2 men convicted in 2021 armed standoff on Massachusetts highway

Standoff on a busy Massachusetts highway in 2021 lasted more than eight hours.

ByMICHAEL CASEY Associated Press
June 22, 2024, 11:11 AM

BOSTON -- Two men have been convicted for their role in an armed standoff on a busy Massachusetts highway in 2021 that lasted more than eight hours and caused traffic delays during a busy Fourth of July weekend.

Middlesex District Attorney Marian Ryan announced Friday that Jamhal Tavon Sanders Latimer and Steven Anthony Perez were found guilty on multiple gun charges related to the standoff. They will be sentenced July 16.

“The defendants in this case disrupted multiple communities and jeopardized the safety of many residents who were traveling or intending to travel on a busy Fourth of July weekend,” Ryan said in a statement. “Both Jamhal Tavon Sanders Latimer and Steven Anthony Perez demonstrated a disregard for our laws and failed to comply with the directives of multiple police agencies on scene. In Massachusetts we have strict laws regarding the licensing of firearms. When individuals come here with weapons, especially high capacity firearms like the ones these defendants had, without being in compliance, they create a substantial danger.”

Phone numbers for Latimer and Perez could not be found.

The two were part of a group called Rise of the Moors that claimed they were on their way to Maine for training when a state trooper stopped to ask if they needed help. That sparked the hourslong standoff on Interstate 95 after some members of the group ran into the woods alongside the highway.

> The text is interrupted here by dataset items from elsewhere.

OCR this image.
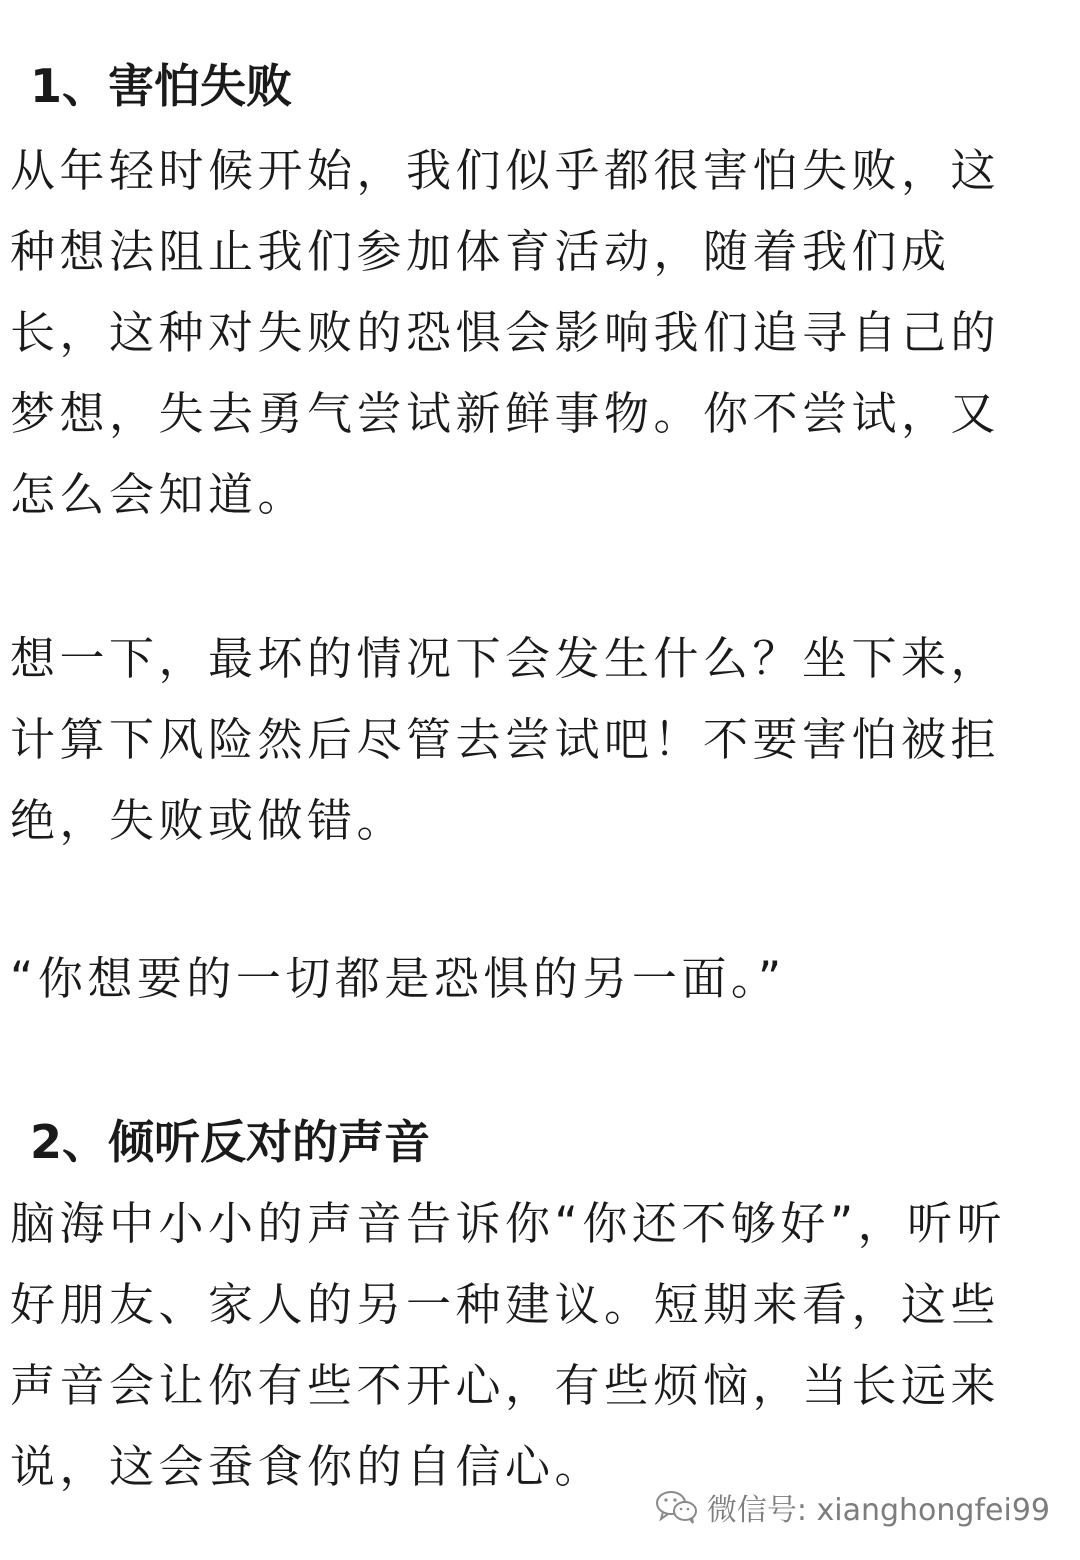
1、害怕失败
从年轻时候开始，我们似乎都很害怕失败，这
种想法阻止我们参加体育活动，随着我们成
长，这种对失败的恐惧会影响我们追寻自己的
梦想，失去勇气尝试新鲜事物。你不尝试，又
怎么会知道。
想一下，最坏的情况下会发生什么？坐下来，
计算下风险然后尽管去尝试吧！不要害怕被拒
绝，失败或做错。
“你想要的一切都是恐惧的另一面。”
2、倾听反对的声音
脑海中小小的声音告诉你“你还不够好”，听听
好朋友、家人的另一种建议。短期来看，这些
声音会让你有些不开心，有些烦恼，当长远来
说，这会蚕食你的自信心。
微信号: xianghongfei99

Nearly a dozen people were arrested and state police say they recovered three AR-15 rifles, two pistols, a bolt-action rifle, a shotgun and a short-barrel rifle. The men, who were dressed in military fatigues and body armor and were armed with long guns and pistols, did not have licenses to carry firearms in the state.

The Southern Poverty Law Center says the Moorish sovereign citizen movement is a collection of independent organizations and individuals that emerged in the 1990s as an offshoot of the antigovernment sovereign citizens movement. People in the movement believe individual citizens hold sovereignty over and are independent of the authority of federal and state governments. They have frequently clashed with state and federal authorities over their refusal to obey laws.

The vast majority of Moorish sovereign citizens are African American, according to the SPLC.